Heading into 2018, I listened to many strategy calls from the leading Wall Street players and the consensus view was pounding the table on international stocks over US stocks. Their call was in favor of international because of cheaper valuations and long-term under-performance. This didn't sit well with me. Sure valuation is cheaper but there is a reason for it. The European economy has been recovering from significant issues with a deep Greek recession, the surprise Brexit, and Deutsche Bank whose stock is trading below its crisis 2009 low. Just this week, the ECB cut their growth forecasts and announced they will keep rates at record lows for at least another year.

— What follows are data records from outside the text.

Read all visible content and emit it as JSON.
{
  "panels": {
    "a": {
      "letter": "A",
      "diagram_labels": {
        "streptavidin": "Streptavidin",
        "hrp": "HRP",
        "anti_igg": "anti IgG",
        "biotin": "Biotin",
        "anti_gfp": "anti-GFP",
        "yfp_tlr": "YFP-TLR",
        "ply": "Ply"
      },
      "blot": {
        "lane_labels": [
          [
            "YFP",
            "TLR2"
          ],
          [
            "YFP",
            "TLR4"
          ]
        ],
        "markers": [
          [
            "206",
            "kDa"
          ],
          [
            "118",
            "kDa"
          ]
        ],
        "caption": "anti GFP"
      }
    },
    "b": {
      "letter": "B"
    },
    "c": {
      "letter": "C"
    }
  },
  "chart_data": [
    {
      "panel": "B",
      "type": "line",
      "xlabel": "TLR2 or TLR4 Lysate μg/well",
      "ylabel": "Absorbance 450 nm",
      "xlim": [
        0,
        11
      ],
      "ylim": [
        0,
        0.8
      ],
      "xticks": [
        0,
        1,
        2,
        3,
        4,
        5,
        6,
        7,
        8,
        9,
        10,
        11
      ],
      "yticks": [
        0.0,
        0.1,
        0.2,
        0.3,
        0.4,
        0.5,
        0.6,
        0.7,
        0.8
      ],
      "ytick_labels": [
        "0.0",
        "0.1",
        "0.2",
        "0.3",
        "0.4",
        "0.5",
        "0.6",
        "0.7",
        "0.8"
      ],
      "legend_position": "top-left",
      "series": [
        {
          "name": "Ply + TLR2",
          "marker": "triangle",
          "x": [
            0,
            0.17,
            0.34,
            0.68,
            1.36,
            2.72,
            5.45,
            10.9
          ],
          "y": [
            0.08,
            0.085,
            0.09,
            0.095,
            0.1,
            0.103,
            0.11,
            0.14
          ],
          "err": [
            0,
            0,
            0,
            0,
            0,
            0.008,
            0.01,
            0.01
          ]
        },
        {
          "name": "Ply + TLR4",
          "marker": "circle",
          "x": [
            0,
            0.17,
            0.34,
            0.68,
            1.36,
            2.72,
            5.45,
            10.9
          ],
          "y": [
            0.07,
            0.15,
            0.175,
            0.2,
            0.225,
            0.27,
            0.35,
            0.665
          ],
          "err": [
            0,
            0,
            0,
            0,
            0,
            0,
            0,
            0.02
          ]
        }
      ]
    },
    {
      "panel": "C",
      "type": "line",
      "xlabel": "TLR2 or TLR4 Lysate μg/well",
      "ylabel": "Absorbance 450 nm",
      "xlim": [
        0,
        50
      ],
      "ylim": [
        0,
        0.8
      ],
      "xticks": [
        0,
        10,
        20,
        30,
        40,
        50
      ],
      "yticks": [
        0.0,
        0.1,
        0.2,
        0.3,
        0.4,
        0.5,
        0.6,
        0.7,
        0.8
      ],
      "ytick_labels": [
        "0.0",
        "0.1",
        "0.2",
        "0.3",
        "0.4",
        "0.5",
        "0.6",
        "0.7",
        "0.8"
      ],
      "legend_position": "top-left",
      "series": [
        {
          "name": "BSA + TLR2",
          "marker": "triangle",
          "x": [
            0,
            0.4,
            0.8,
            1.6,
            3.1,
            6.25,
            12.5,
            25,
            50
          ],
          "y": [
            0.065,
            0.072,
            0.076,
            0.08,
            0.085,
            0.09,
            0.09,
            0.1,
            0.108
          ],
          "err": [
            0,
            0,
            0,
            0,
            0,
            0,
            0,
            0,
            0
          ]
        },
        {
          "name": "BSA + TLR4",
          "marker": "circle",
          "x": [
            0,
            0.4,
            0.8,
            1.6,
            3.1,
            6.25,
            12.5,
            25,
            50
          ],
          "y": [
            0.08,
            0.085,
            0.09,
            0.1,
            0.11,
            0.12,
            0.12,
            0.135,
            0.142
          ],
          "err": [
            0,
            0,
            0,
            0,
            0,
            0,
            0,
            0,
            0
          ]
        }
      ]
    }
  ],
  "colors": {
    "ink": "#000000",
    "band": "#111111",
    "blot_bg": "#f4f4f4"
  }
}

Here is the chart always universally referenced for the bull case for international stocks:

US stocks

Runnymede favors US over International

The way we saw it was that the US corporations would see big benefits from tax reform, not international corporations. Furthermore, the IMF said back in October that growth in Europe and Japan were expected to slow. As investors, we favor companies (and countries) with steady or accelerating growth over ones with decelerating growth. This has played out as we expected. Global growth has been good in 2018 but there has been a sharp slowdown in European and Japanese manufacturing as seen in the chart below.

international corporations

US stocks leading the way

Given that US growth is the strongest, it is not surprising that US indices are leading the way this year. Technology stocks and small caps have reached new highs. Here are the results through June 14th.

Technology stocks

Will US stocks continue to outperform international stocks forever? The answer is obviously no. At some point, international markets are bound to close the under-performance gap of the last 10 years. Reversion to the mean is almost inevitable. We just don't think the time is now.